The House group's bill specifically allocates shares of the $2.6 trillion it estimates new offshore leasing would produce: 30%, or $780 billion, would go to the US Treasury; 30%, or $780 billion, would go to the affected states; 8%, or $208 billion, would go to a conservation reserve; 10%, or $260 billion, would go to an environmental restoration reserve; 15%, or $390 billion, would go to a renewable energy reserve; 5%, or $130 billion, would go to a reserve for nuclear waste and for carbon capture and sequestration, and 2%, or $52 billion, would go to the Low Income Home Energy Assistance Program (LIHEAP).

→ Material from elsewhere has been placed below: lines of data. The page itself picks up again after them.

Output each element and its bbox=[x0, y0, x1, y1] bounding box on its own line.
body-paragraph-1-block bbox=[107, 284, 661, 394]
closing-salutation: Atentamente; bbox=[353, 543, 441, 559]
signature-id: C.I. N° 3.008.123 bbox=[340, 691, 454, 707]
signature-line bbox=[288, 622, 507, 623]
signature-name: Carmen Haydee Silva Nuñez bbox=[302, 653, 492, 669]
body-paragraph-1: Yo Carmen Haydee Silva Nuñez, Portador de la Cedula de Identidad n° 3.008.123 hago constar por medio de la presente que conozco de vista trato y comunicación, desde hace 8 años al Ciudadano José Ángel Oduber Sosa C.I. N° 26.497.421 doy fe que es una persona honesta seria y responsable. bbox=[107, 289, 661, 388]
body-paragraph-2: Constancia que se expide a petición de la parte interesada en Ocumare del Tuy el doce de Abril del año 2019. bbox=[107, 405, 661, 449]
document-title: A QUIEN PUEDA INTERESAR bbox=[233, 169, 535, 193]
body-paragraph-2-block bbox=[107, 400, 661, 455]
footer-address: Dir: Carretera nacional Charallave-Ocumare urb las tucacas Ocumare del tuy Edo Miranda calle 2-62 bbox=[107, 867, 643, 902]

HR 6709's two other titles deal with cleaner energy production and conservation incentives, and with Strategic Petroleum Reserve modifications and dedication of revenues to existing conservation and energy research programs.
The first of these titles would amend the federal tax code to provide at least five years of tax deductions and incentives for conservation and renewable energy projects including facilities, alternative fuel vehicles and vehicle refueling property, energy efficient appliances, non-business energy property, residential energy efficient property, a new energy efficient home credit, energy efficient commercial buildings, solar energy-fuel cell and micro-turbine properties, clean renewable energy bonds, biodiesel and renewable diesel, and plug-in hybrid cars.
The other title would modify the SPR's supply by exchange 10%, or 70 million bbl, of its content for lower quality grades which are used in a growing share of US refinery throughput. The estimated $1.4 billion of revenue which would result would be directed to existing conservation, energy R&D and conservation programs including $385 million for carbon capture and sequestration, $170 million for electricity storage and transmission, $110 million for industrial energy efficiency R&D, $100 million for advanced energy research projects, $100 million for LIHEAP and $65 million for unconventional gas production and environmental research.
The bill was referred to the House Natural Resources Committee where one of its cosponsors, Rep. Jim Costa (D-Calif.), chairs the Energy and Mineral Resources Subcommittee. "I believe this combination of increasing supply and reducing demand, which this bill does, will reduce our energy costs, along with creating new jobs. Even more important, this bill provides a framework for moving us toward cleaner and renewable sources of energy, and toward energy independence," he said at a July 30 press conference with other cosponsors.
"Now, there is a bipartisan solution on the table. This bill gives voice to the beleaguered American public which has said 'enough' and is calling for a comprehensive solution to the energy crisis. It is my sincere hope that the House will take up this bill and allow a vote on the bipartisan energy solution that the American people are demanding," added Rep. Thelma Drake (R-Va.).